Commercio e Montagna. Dalla Regione 400 mila euro per difendere i negozi delle frazioni e contrastare la desertificazione commerciale.
27 Agosto 2026
Lucchi: “Si tratta di territori che conoscono bene le difficoltà legate alla distanza dai principali servizi e ai fenomeni di spopolamento e per questo sostenere gli esercizi commerciali polifunzionali significa contribuire a mantenere vive le comunità locali, rafforzare la coesione sociale e garantire servizi indispensabili a chi sceglie di vivere e lavorare nelle aree montane e interne.”
Cesena – Aprirà martedì 1° settembre il bando della Regione Emilia-Romagna dedicato agli esercizi commerciali polifunzionali situati nelle aree soggette a fenomeni di rarefazione commerciale. La misura mette a disposizione complessivamente 400 mila euro per sostenere le spese di gestione sostenute nel 2026 dalle attività che operano nei territori più periferici e meno serviti della regione.

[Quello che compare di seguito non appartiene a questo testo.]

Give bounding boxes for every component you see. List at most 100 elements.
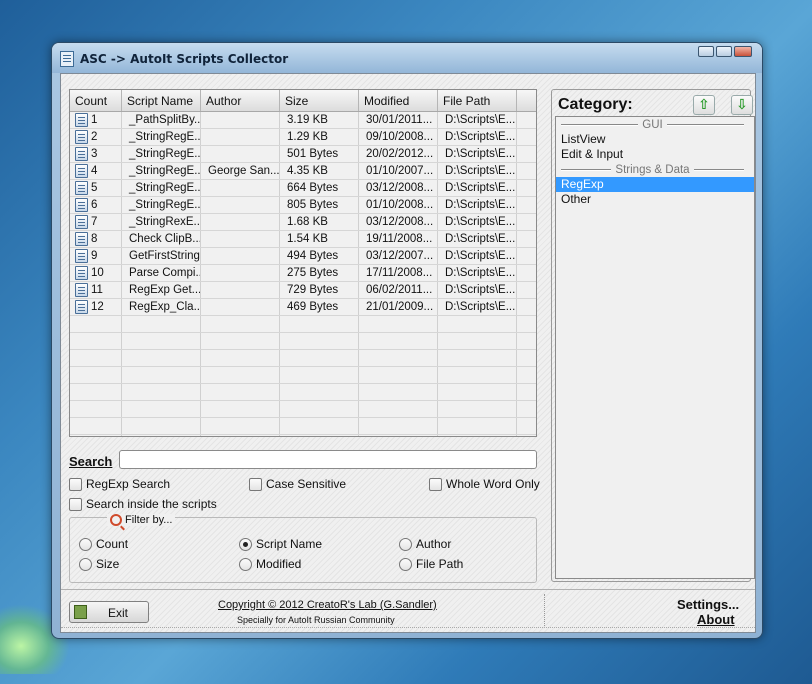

Il bando prevede contributi fino a 15 mila euro per impresa a copertura delle spese di gestione sostenute nel corso dell’anno. Le domande potranno essere presentate dal 1° al 30 settembre 2026.
“Parliamo di un intervento concreto che punta a sostenere attività fondamentali per la tenuta sociale ed economica delle nostre comunità – commenta la Consigliera regionale Francesca Lucchi –. In molte frazioni della provincia di Forlì-Cesena il negozio di vicinato rappresenta spesso l’unico presidio commerciale presente e svolge una funzione che va ben oltre la semplice attività economica, garantendo servizi e punti di riferimento per residenti, anziani e famiglie.”
Nella provincia di Forlì-Cesena il bando interessa numerose realtà montane e collinari. Tra queste nel cesenate il Comune di Bagno di Romagna (Poggio alla Lastra, Selvapiana e Castello di Selvapiana, Valgianna, San Silvestro e Valcava, Monteguidi, Gamberini, Montegranelli e Ridracoli), Mercato Saraceno (Piavola, Linaro, San Romano, Ciola, Serra, Tornano e Monte Castello) e Roncofreddo (Ardiano, Diolaguardia, Felloniche, Montecodruzzo, Monteleone, Oriola e Sorrivoli). Mentre per la parte del forlivese il bando insiste sui Comuni di Galeata, in particolare San Zeno, Premilcuore, con Fiumicello e Ponte Fantella – Fantella, Predappio (Fiumana, Santa Maria, San Savino e Tontola) e infine Santa Sofia (Spinello, Camposonaldo centro e Camposonaldo Calci, Isola centro, Berleta centro, Corniolo centro, Corniolo Lago, Campigna centro e Biserno centro).
“Si tratta di territori che conoscono bene le difficoltà legate alla distanza dai principali servizi e ai fenomeni di spopolamento – prosegue Lucchi – e per questo sostenere gli esercizi commerciali polifunzionali significa contribuire a mantenere vive le comunità locali, rafforzare la coesione sociale e garantire servizi indispensabili a chi sceglie di vivere e lavorare nelle aree montane e interne. Difendere questi presìdi significa difendere la qualità della vita delle persone e l’attrattività dei nostri territori – conclude Lucchi – e la Regione continua a investire risorse concrete per assicurare pari opportunità di accesso ai servizi anche nelle aree più fragili dell’Appennino e della collina romagnola.”